The minutes record that board members viewed holding the policy rate at 4.5% as "the only plausible option" they considered. That wording underlines the degree of consensus among policymakers around a pause in tightening or easing amid what they described as heightened macroeconomic uncertainty.
On the inflation front, the minutes indicated no material revisions to the outlook. Expectations measured two years ahead were reported to remain close to the bank's 3% inflation target, suggesting the committee did not see pressing price pressures that would require a change in the policy stance at this meeting.
International developments factored into the board's deliberations. Members said they needed to observe more evidence of stabilization in the Middle East before they could reliably assess how regional tensions would affect Chile's economy. The minutes also noted that the board viewed an announced agreement between the U.S. and Iran as favorable news, because it lowered the likelihood of more extreme scenarios that could push oil prices materially higher.

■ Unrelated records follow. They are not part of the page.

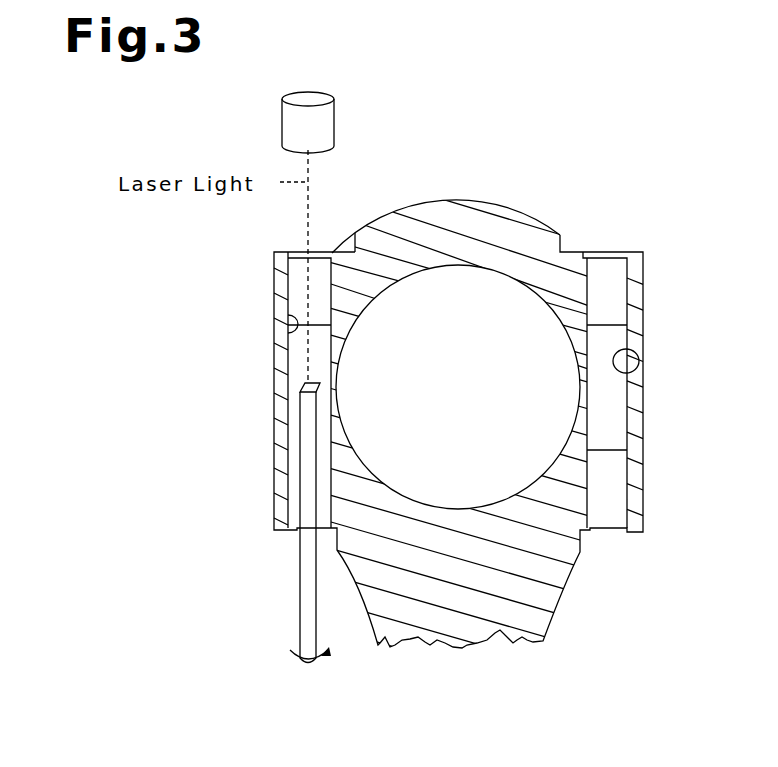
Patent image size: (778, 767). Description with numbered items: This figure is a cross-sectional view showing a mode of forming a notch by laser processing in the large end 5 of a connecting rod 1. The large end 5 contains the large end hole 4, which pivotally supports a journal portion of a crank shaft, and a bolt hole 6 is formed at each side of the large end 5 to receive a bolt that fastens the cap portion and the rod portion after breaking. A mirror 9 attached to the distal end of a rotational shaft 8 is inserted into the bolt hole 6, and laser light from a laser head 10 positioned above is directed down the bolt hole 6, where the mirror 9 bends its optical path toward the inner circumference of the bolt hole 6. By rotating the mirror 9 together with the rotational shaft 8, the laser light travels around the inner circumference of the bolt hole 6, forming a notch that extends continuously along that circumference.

The connecting rod 1 is at (460, 438).
The large end hole 4 is at (537, 293).
The large end 5 is at (508, 207).
The bolt hole 6 is at (288, 324).
The rotational shaft 8 is at (300, 562).
The mirror 9 is at (288, 387).
The laser head 10 is at (334, 126).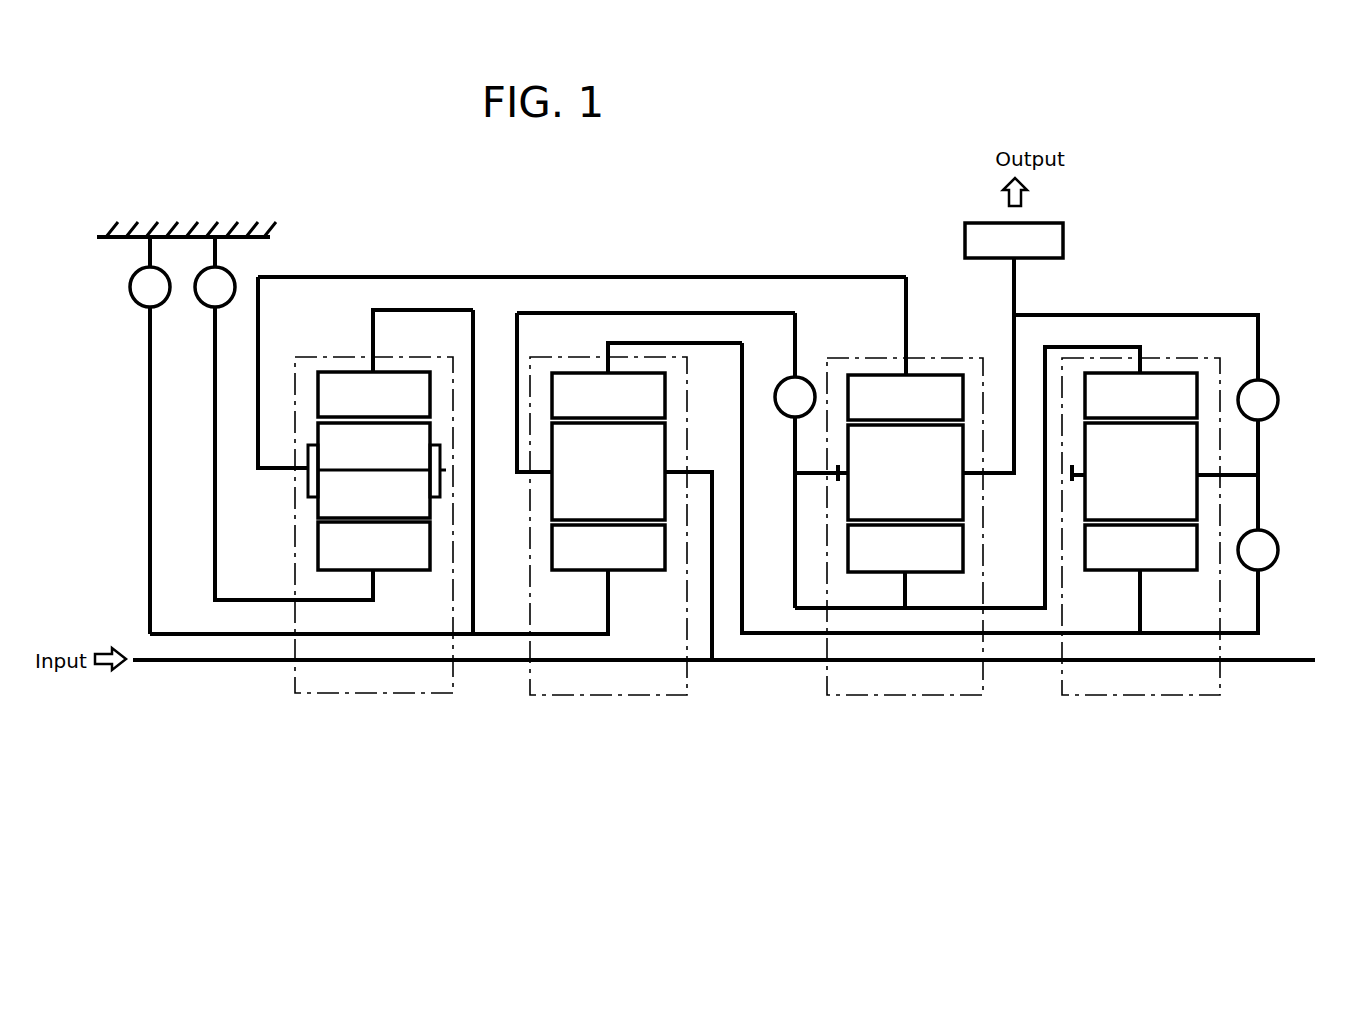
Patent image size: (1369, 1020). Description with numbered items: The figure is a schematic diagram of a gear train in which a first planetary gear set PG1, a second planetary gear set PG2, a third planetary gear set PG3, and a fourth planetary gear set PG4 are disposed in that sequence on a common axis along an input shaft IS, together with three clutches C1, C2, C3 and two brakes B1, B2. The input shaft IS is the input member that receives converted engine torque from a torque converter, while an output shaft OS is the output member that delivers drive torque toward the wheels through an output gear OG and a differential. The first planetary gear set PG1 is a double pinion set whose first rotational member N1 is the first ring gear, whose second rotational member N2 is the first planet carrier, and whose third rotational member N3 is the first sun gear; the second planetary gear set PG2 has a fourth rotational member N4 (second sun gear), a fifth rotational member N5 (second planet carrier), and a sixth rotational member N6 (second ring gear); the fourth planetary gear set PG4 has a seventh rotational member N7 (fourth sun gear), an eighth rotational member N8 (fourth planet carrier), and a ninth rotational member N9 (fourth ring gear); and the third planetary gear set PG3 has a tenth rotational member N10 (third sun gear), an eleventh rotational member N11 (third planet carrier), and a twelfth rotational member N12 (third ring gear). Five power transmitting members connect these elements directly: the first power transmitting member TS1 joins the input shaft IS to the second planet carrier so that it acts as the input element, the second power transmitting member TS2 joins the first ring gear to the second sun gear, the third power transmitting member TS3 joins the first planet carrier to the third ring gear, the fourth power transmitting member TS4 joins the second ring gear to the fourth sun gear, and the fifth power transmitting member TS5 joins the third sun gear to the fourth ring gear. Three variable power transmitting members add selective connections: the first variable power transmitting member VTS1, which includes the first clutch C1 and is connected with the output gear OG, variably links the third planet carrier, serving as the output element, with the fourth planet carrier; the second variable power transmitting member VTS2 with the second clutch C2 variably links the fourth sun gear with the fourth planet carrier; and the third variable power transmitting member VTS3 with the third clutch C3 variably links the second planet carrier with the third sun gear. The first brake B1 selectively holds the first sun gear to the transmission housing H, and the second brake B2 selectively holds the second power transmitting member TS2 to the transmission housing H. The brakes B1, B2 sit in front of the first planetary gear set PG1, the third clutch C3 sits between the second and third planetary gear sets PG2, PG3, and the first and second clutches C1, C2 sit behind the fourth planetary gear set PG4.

The transmission housing H is at (165, 233).
The first brake B1 is at (284, 418).
The second brake B2 is at (150, 435).
The first clutch C1 is at (1258, 427).
The second clutch C2 is at (1258, 522).
The third clutch C3 is at (795, 460).
The first rotational member N1 is at (395, 363).
The second rotational member N2 is at (270, 476).
The third rotational member N3 is at (374, 546).
The fourth rotational member N4 is at (608, 547).
The fifth rotational member N5 is at (525, 478).
The sixth rotational member N6 is at (647, 380).
The seventh rotational member N7 is at (1141, 579).
The eighth rotational member N8 is at (1228, 478).
The ninth rotational member N9 is at (1141, 395).
The tenth rotational member N10 is at (905, 566).
The eleventh rotational member N11 is at (838, 473).
The twelfth rotational member N12 is at (905, 348).
The first planetary gear set PG1 is at (371, 710).
The second planetary gear set PG2 is at (608, 710).
The third planetary gear set PG3 is at (903, 710).
The fourth planetary gear set PG4 is at (1138, 710).
The first power transmitting member TS1 is at (713, 665).
The second power transmitting member TS2 is at (497, 638).
The third power transmitting member TS3 is at (806, 276).
The fourth power transmitting member TS4 is at (1025, 640).
The fifth power transmitting member TS5 is at (1044, 571).
The first variable power transmitting member VTS1 is at (1116, 313).
The second variable power transmitting member VTS2 is at (1262, 632).
The third variable power transmitting member VTS3 is at (716, 313).
The output gear OG is at (1014, 240).
The output shaft OS is at (1012, 284).
The input shaft IS is at (222, 664).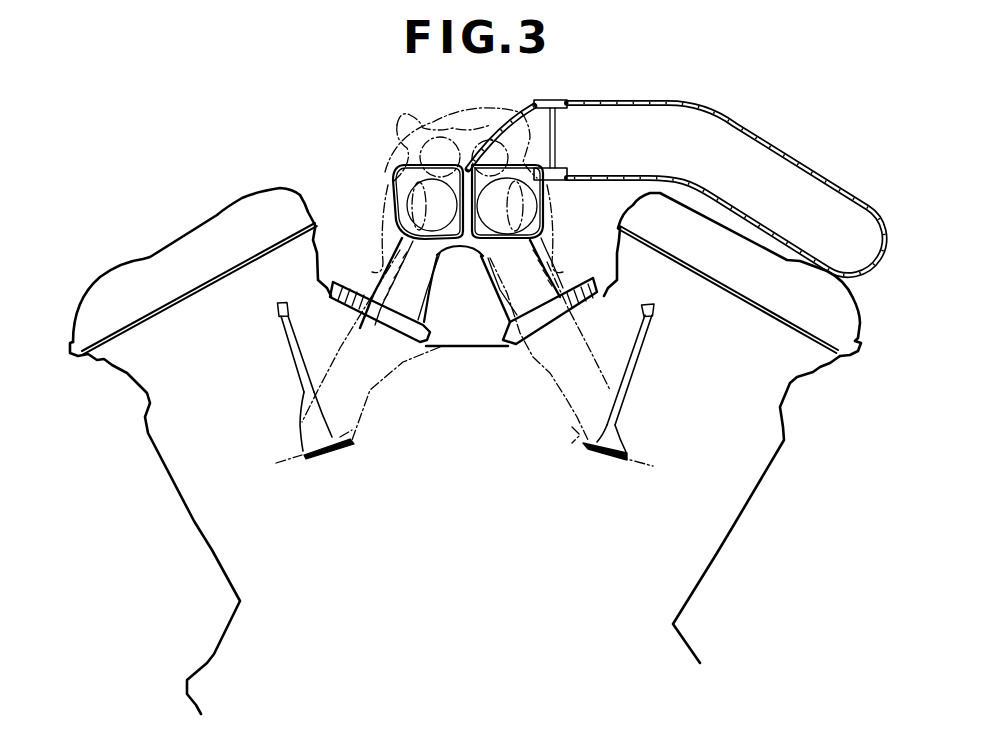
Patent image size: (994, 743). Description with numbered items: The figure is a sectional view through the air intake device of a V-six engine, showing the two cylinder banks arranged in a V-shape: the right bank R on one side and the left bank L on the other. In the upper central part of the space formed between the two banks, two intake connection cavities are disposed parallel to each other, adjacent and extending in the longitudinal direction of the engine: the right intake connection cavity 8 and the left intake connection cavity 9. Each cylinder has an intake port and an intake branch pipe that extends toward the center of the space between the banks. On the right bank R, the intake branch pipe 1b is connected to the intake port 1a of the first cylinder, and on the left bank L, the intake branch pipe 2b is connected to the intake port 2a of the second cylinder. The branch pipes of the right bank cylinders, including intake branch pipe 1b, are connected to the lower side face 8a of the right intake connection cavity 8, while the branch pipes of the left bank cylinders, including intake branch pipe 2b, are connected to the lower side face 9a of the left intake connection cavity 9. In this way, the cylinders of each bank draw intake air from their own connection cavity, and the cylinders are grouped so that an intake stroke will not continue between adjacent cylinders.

The intake port 1a is at (575, 378).
The intake branch pipe 1b is at (547, 276).
The intake port 2a is at (356, 388).
The intake branch pipe 2b is at (385, 284).
The right intake connection cavity 8 is at (543, 197).
The lower side face of right intake connection cavity 8a is at (470, 168).
The left intake connection cavity 9 is at (393, 179).
The lower side face of left intake connection cavity 9a is at (397, 177).
The left bank L is at (193, 232).
The right bank R is at (800, 390).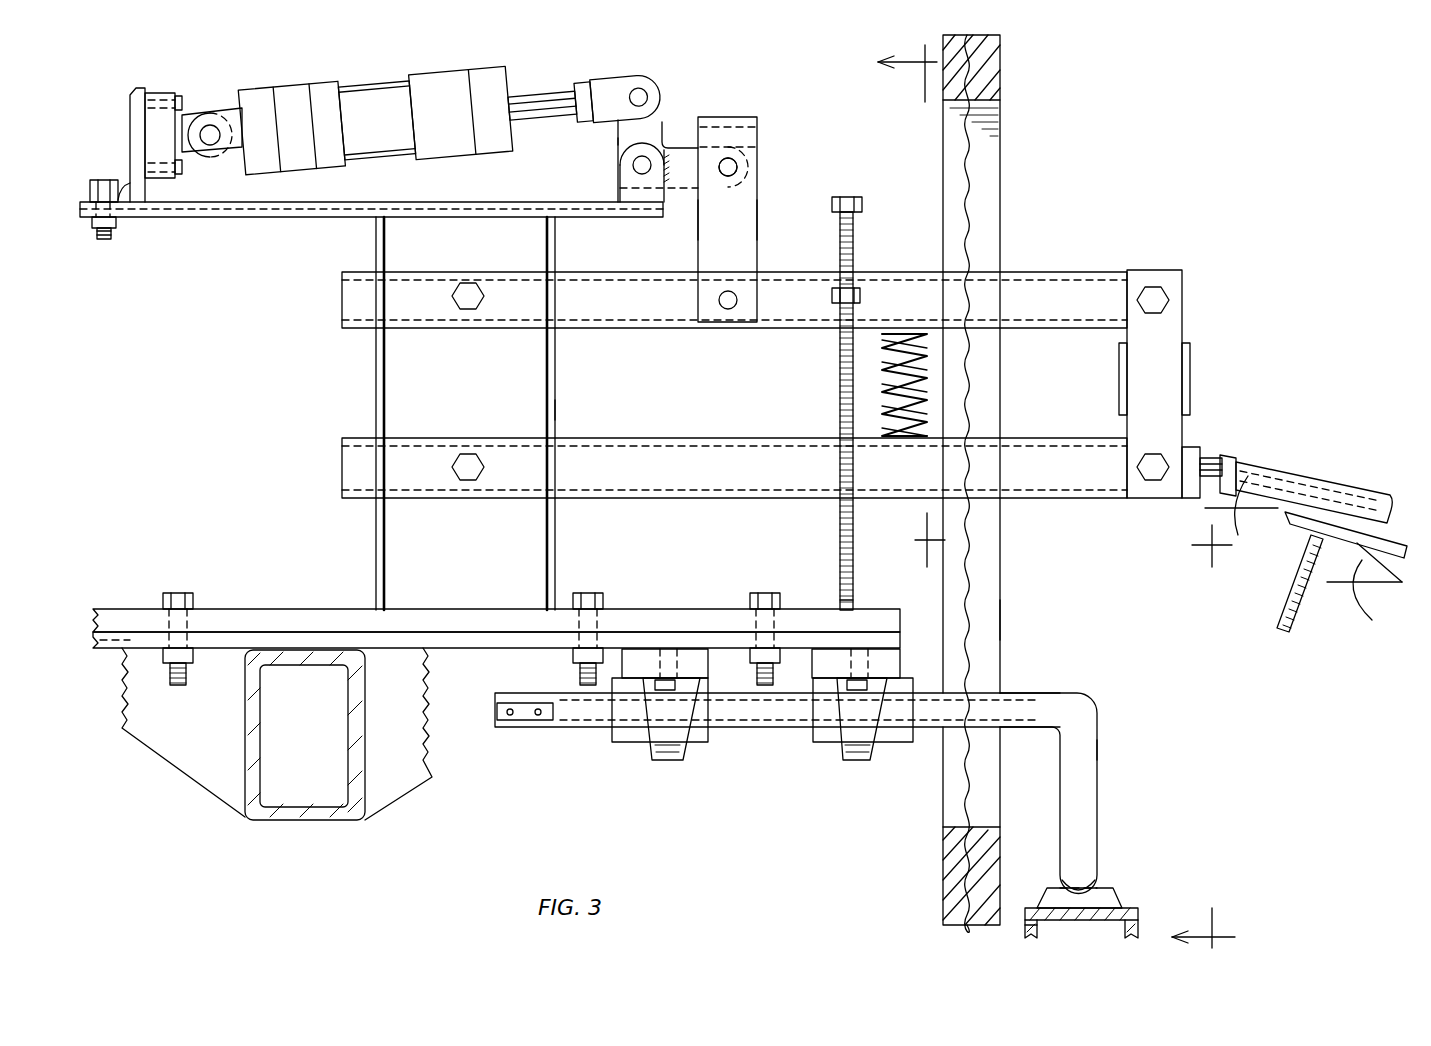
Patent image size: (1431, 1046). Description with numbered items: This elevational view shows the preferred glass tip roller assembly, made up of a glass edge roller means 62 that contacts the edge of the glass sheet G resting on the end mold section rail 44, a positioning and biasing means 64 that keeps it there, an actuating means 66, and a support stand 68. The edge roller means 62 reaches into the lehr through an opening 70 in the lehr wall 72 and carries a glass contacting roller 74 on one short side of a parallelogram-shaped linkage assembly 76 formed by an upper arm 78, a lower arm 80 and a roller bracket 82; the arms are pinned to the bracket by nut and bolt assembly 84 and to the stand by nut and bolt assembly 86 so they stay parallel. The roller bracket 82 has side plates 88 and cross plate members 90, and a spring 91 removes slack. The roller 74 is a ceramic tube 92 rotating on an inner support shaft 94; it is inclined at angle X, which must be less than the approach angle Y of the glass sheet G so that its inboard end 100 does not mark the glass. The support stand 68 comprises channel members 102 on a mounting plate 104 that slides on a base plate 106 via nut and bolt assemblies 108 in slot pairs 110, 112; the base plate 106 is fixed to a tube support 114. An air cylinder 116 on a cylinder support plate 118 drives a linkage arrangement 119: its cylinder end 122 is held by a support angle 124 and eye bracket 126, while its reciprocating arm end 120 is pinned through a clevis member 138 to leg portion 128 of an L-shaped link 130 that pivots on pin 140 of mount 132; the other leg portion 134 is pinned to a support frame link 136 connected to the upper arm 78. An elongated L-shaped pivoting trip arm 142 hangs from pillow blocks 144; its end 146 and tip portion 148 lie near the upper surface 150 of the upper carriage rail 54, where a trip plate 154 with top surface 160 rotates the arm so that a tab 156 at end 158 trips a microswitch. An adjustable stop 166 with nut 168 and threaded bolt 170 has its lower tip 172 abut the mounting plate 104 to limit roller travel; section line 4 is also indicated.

The section line 4- 4 is at (1045, 497).
The end mold section rail 44 is at (1295, 617).
The upper carriage rail 54 is at (1025, 925).
The glass edge roller means 62 is at (1345, 465).
The positioning and biasing means 64 is at (782, 152).
The actuating means 66 is at (428, 52).
The support stand 68 is at (558, 363).
The opening 70 is at (1001, 612).
The lehr wall 72 is at (942, 870).
The glass contacting roller 74 is at (1350, 478).
The parallelogram-shaped linkage assembly 76 is at (1055, 228).
The upper arm 78 is at (886, 272).
The lower arm 80 is at (796, 437).
The roller bracket 82 is at (1185, 330).
The nut and bolt assembly 84 is at (1152, 287).
The nut and bolt assembly 86 is at (468, 283).
The side plate 88 is at (1187, 430).
The cross plate member 90 is at (1118, 376).
The spring 91 is at (918, 364).
The ceramic tube 92 is at (1300, 470).
The inner support shaft 94 is at (1278, 470).
The inboard end 100 is at (1395, 504).
The channel member 102 is at (556, 412).
The mounting plate 104 is at (128, 620).
The base plate 106 is at (93, 630).
The nut and bolt assembly 108 is at (179, 592).
The slot pair 110 is at (97, 650).
The slot pair 112 is at (562, 638).
The tube support 114 is at (303, 822).
The air cylinder 116 is at (372, 96).
The cylinder support plate 118 is at (220, 217).
The linkage arrangement 119 is at (697, 232).
The reciprocating arm end 120 is at (538, 105).
The cylinder end 122 is at (285, 90).
The support angle 124 is at (128, 125).
The eye bracket 126 is at (196, 112).
The leg portion 128 is at (665, 128).
The L-shaped link 130 is at (618, 133).
The mount 132 is at (618, 184).
The leg portion 134 is at (748, 182).
The support frame link 136 is at (758, 222).
The clevis member 138 is at (608, 111).
The pin 140 is at (633, 165).
The pivoting trip arm 142 is at (1048, 693).
The pillow block 144 is at (842, 760).
The end 146 is at (1098, 745).
The tip portion 148 is at (1083, 900).
The upper surface 150 is at (1045, 893).
The trip plate 154 is at (1122, 900).
The tab 156 is at (520, 722).
The end 158 is at (547, 730).
The top surface 160 is at (1056, 885).
The adjustable stop 166 is at (838, 350).
The nut 168 is at (832, 295).
The threaded bolt 170 is at (832, 256).
The lower tip 172 is at (855, 610).
The glass sheet G is at (1397, 553).
The roller inclination angle X is at (1235, 521).
The approach angle Y is at (1364, 588).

The published record emphasizes caution: with global uncertainty elevated and the inflation trajectory near target over a multi-year horizon, the board judged a steady policy rate to be the appropriate position for now. The minutes do not introduce new forecasts or changes to the policy framework; rather, they document the rationale behind the unanimous decision to pause.
Summary of the minutes
- Policy rate left at 4.5% at the June meeting.
- Unanimous board decision; holding rates seen as "the only plausible option."
- Inflation outlook unchanged, with two-year expectations close to 3% target.
- Policymakers awaiting clearer signs of Middle East stabilization to judge economic effects; welcomed U.S.-Iran agreement for reducing extreme oil-price risks.